Говорят-говорят, а между тем бесенок меж ног, поминутно вздрагивая, суетится, юно нетерпеливо дрожит, выпирает балетно и, стремительно либидно вращаясь, полнясь духом творящим, над хлябью возносится, крупицу бессмертия из вечности выгрызая.

7. Зов Бога или наущение дьявола?

Какому хую не хотелось хоть на короткое время спрятаться, в тень собственную заползая, нырнуть в эпоху, когда ни лежать, ни свисать никакой возможности нет. Скажем, в Спарту, попав точнехонько в праздник юношей обнаженных. Когда этот праздник привиделся, и зародилась мысль о побеге, о расставании с телом, зубной болью невыносимой прилипшим. Тогда ощутил, поразившись, самостоянье свое. Тогда и пришла мысль об эмиграции в иное пространство и время иное: взрослый друг поймет, утешит и приласкает. Что ты ему дашь, кроме себя? А он кроме себя даст тебе мир: знание тела, души, их единения в слове, искусстве, вырастающего из смешения семени. Выстрелят, взметнутся, брызнут белым фонтаны и, на цвета распадаясь, падут: засверкают краснофигурные вазы с изображениями большого мощного и юного растущего, силу вбирающего.

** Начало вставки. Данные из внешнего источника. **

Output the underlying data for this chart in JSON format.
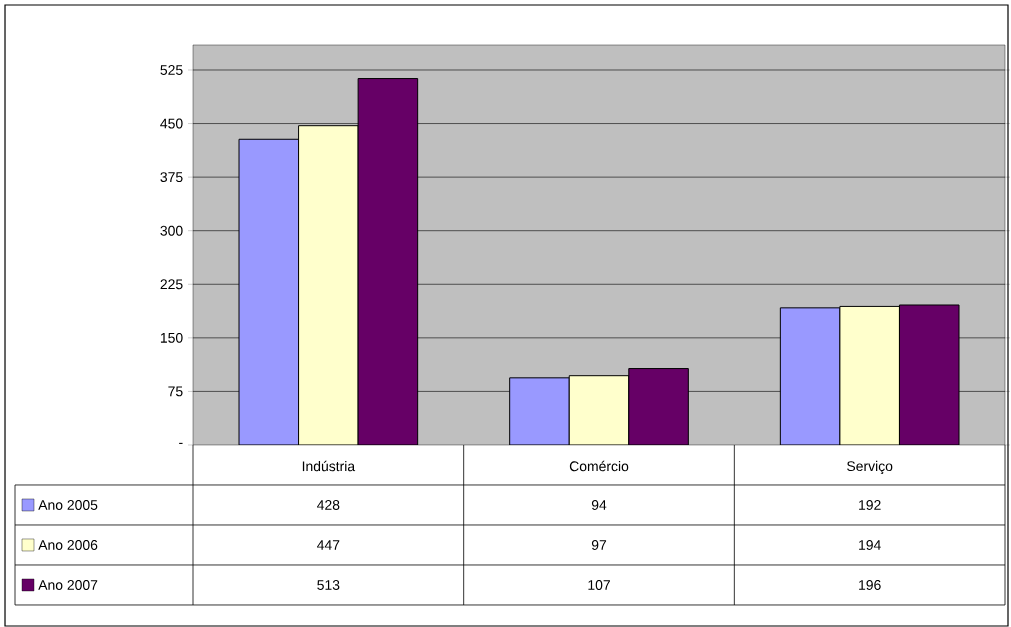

Сколько ночей, не засыпая, мечтал без кошмара проснуться — без тела, жестоко тебя подавляющего. Придет вор — тело сопрет, а его не заметит. Или как-то еще. Главное, чтоб украли, а о нем позабыли. Может, телу завидовал? От него кости останутся. А от тебя? Мягкие ткани разлагаются быстро. Несколько месяцев, бедный мой Йорик, гнусная, грязная нестерпимость, и черви начнут голодать.

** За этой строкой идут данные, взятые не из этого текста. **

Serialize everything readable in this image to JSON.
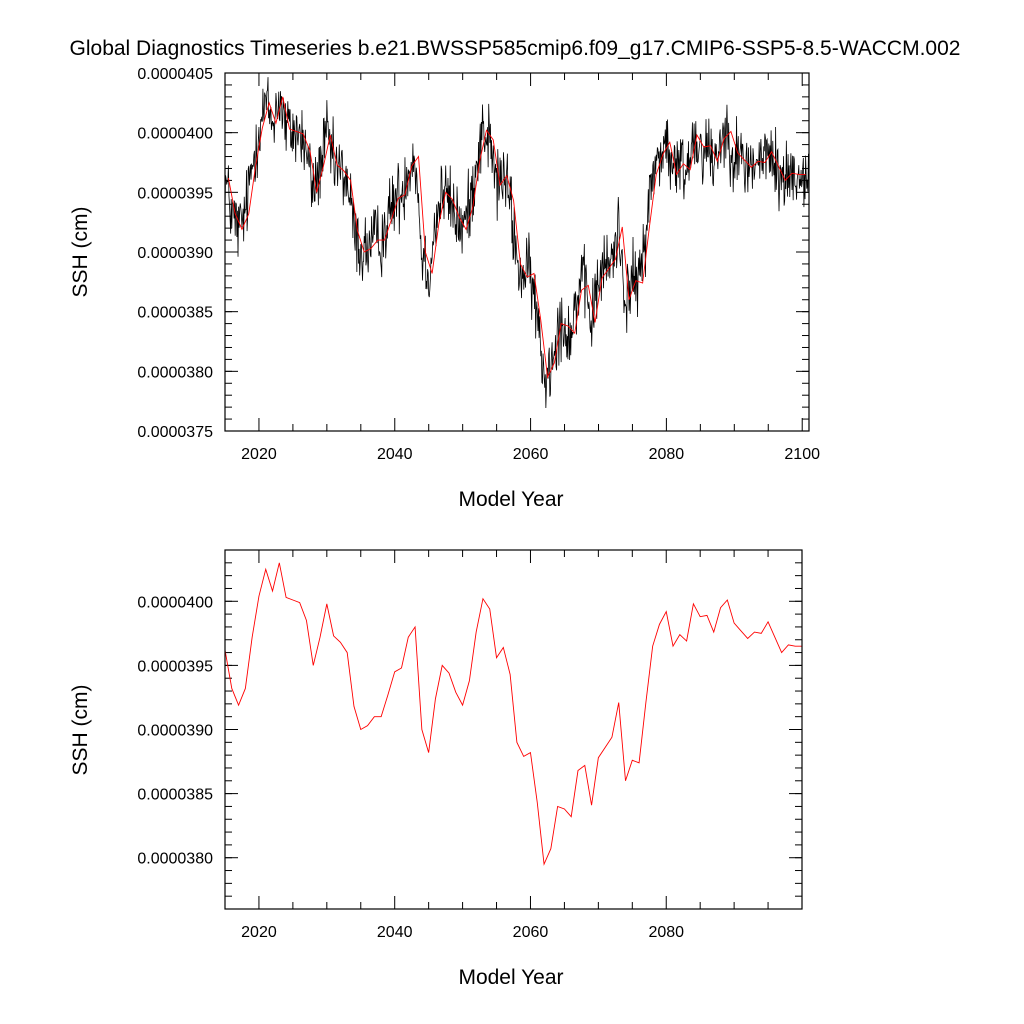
{
  "title": "Global Diagnostics Timeseries b.e21.BWSSP585cmip6.f09_g17.CMIP6-SSP5-8.5-WACCM.002",
  "colors": {
    "monthly": "#000000",
    "annual": "#ff0000",
    "frame": "#000000"
  },
  "chart_data": [
    {
      "type": "line",
      "xlabel": "Model Year",
      "ylabel": "SSH (cm)",
      "xlim": [
        2015,
        2101
      ],
      "ylim": [
        3.75e-05,
        4.05e-05
      ],
      "x_ticks": [
        "2020",
        "2040",
        "2060",
        "2080",
        "2100"
      ],
      "y_ticks": [
        "0.0000375",
        "0.0000380",
        "0.0000385",
        "0.0000390",
        "0.0000395",
        "0.0000400",
        "0.0000405"
      ],
      "grid": false,
      "series": [
        {
          "color": "black",
          "resolution": "monthly",
          "x_start": 2015.0,
          "x_end": 2100.9,
          "values": []
        },
        {
          "color": "red",
          "resolution": "annual",
          "x": [
            2015,
            2016,
            2017,
            2018,
            2019,
            2020,
            2021,
            2022,
            2023,
            2024,
            2025,
            2026,
            2027,
            2028,
            2029,
            2030,
            2031,
            2032,
            2033,
            2034,
            2035,
            2036,
            2037,
            2038,
            2039,
            2040,
            2041,
            2042,
            2043,
            2044,
            2045,
            2046,
            2047,
            2048,
            2049,
            2050,
            2051,
            2052,
            2053,
            2054,
            2055,
            2056,
            2057,
            2058,
            2059,
            2060,
            2061,
            2062,
            2063,
            2064,
            2065,
            2066,
            2067,
            2068,
            2069,
            2070,
            2071,
            2072,
            2073,
            2074,
            2075,
            2076,
            2077,
            2078,
            2079,
            2080,
            2081,
            2082,
            2083,
            2084,
            2085,
            2086,
            2087,
            2088,
            2089,
            2090,
            2091,
            2092,
            2093,
            2094,
            2095,
            2096,
            2097,
            2098,
            2099,
            2100
          ],
          "values": [
            3.962e-05,
            3.932e-05,
            3.919e-05,
            3.932e-05,
            3.972e-05,
            4.004e-05,
            4.025e-05,
            4.008e-05,
            4.03e-05,
            4.003e-05,
            4.001e-05,
            3.999e-05,
            3.985e-05,
            3.95e-05,
            3.972e-05,
            3.998e-05,
            3.973e-05,
            3.968e-05,
            3.96e-05,
            3.918e-05,
            3.9e-05,
            3.903e-05,
            3.91e-05,
            3.91e-05,
            3.927e-05,
            3.945e-05,
            3.948e-05,
            3.972e-05,
            3.98e-05,
            3.9e-05,
            3.882e-05,
            3.924e-05,
            3.95e-05,
            3.944e-05,
            3.929e-05,
            3.919e-05,
            3.938e-05,
            3.976e-05,
            4.002e-05,
            3.994e-05,
            3.956e-05,
            3.964e-05,
            3.943e-05,
            3.89e-05,
            3.879e-05,
            3.882e-05,
            3.843e-05,
            3.795e-05,
            3.807e-05,
            3.84e-05,
            3.838e-05,
            3.832e-05,
            3.868e-05,
            3.872e-05,
            3.841e-05,
            3.878e-05,
            3.886e-05,
            3.894e-05,
            3.921e-05,
            3.86e-05,
            3.876e-05,
            3.874e-05,
            3.921e-05,
            3.965e-05,
            3.982e-05,
            3.992e-05,
            3.965e-05,
            3.974e-05,
            3.969e-05,
            3.998e-05,
            3.988e-05,
            3.989e-05,
            3.976e-05,
            3.995e-05,
            4.001e-05,
            3.983e-05,
            3.977e-05,
            3.971e-05,
            3.976e-05,
            3.975e-05,
            3.984e-05,
            3.972e-05,
            3.96e-05,
            3.966e-05,
            3.965e-05,
            3.965e-05
          ]
        }
      ]
    },
    {
      "type": "line",
      "xlabel": "Model Year",
      "ylabel": "SSH (cm)",
      "xlim": [
        2015,
        2100
      ],
      "ylim": [
        3.76e-05,
        4.04e-05
      ],
      "x_ticks": [
        "2020",
        "2040",
        "2060",
        "2080"
      ],
      "y_ticks": [
        "0.0000380",
        "0.0000385",
        "0.0000390",
        "0.0000395",
        "0.0000400"
      ],
      "grid": false,
      "series": [
        {
          "color": "red",
          "resolution": "annual",
          "source": "annual"
        }
      ]
    }
  ]
}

Тело? Вонючее, мерзкое, тебя не замечающее, кривое, невозможную вонь издающее. Кого в себя принимает? Понятно — красавца, большого, широкого, неудержимо неутомимого, медленно питоном, из шкуры своей выползающего. Но это нечистое чмо?! Кто поймет глупое тело, взвизгами ощетинившееся? На ***, ****ское, отъебись!
Был бы лоб, стену им бы расшиб, чтоб оторваться, вырваться из тюрьмы. Тебе мало — а тело устало. Тебе надоело — оно теребит, пастухом подгоняет корову, от стада отбившуюся. Сковывающее осточертело, особенно ноги, яйца сжимающие, просторного вольного воздуха им не дающие.
Изо дня в день мучило, угнетало. Но в миг отделения вдруг больно пронзили тоска тошная, бесконечное ощущение паутинной нити последней на осеннем ветру. Что дальше? Что надвигается неотвратимо? Отъединенность? Как у лесника или смотрителя маяка? И очумело: зачем писать-читать, снимать-смотреть ужасы, если всё так ужасно?
Только оставшись без тела, ощутив: неисцелимо жив безнадежно, понимаешь, что это быть одному без опеки, ежеминутного надзора и покровительства. Поначалу думаешь: издержки вольного бытия, но вскоре, ошарашенный, мечешься, забыв о муках надзора и ужасаясь: назад путь отрезан, перерезана пуповина: сам со свободою разбирайся.
То, что считал реальностью параллельной, стало реальностью без  определений. И накатывает великое, неодолимое — исчезнуть, тенью укрыться, в нее обратиться, в щель поуже забиться, забыться. Тьма поглощает, всасывает целиком, как жадный рот горьковатую сперму. Знаешь ведь: свет пробьется. Но — забиваешься. Глубже и глубже. Орешь в непролазной кромешности, истекая кровью, ею свободу купил, одинокий изгнанник, летящий на воздушных шарах Агасфер. А что еще делать, когда накрывает волной, поди разбери: зов Бога или наущение дьявола?

8. Не ***м единым жив человек!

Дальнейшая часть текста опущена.